Salimos en el rocky a las 4:40 de la madrugada desde Los Jaúles. Oscuro a esa hora. Seguí el consejo de Deyanira de demorar la partida calculando que hubiera más luz del día al tomar la carretera interamericana que tiene fama de peligrosa por la constante neblina, el tránsito pesado y el paso por el Cerro de la Muerte. Es la primera vez que conducía por esa ruta. Iba vulnerable. Siempre es así. Luis da aplomo y más vulnerabilidad porque va mal de su barriga. Tengo demasiada conciencia de su vida.

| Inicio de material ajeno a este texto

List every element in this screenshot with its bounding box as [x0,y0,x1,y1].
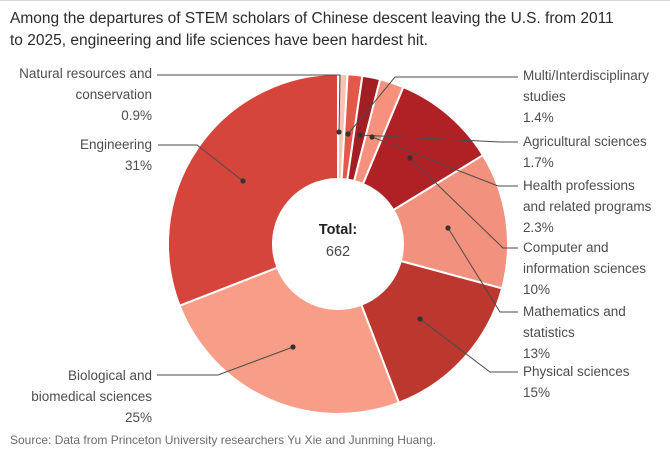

Sobre mi paisaje, ese escenario que veía al abrir los ojos, caminar por las calles, o buscar en el horizonte sus volcanes, siempre dije que era mi patria. Una patria sentida desde mi cuerpo, un montón de vida que me pertenecía y que se expresaba en formas, movimientos y sentimientos. También me ha pertenecido mi mamá, mi papá, mis hermanos y mis hermanas. Un día de 1978 empecé a decir mi hijo y, muy pronto después de ese momento, mis hijos. Estas son mis pertenencias, ahí estoy matriculada, esto ha sido todo, esto es todo. Soy ese cuerpo, ese suelo, esa gente. Son los mis que he pronunciado con propiedad.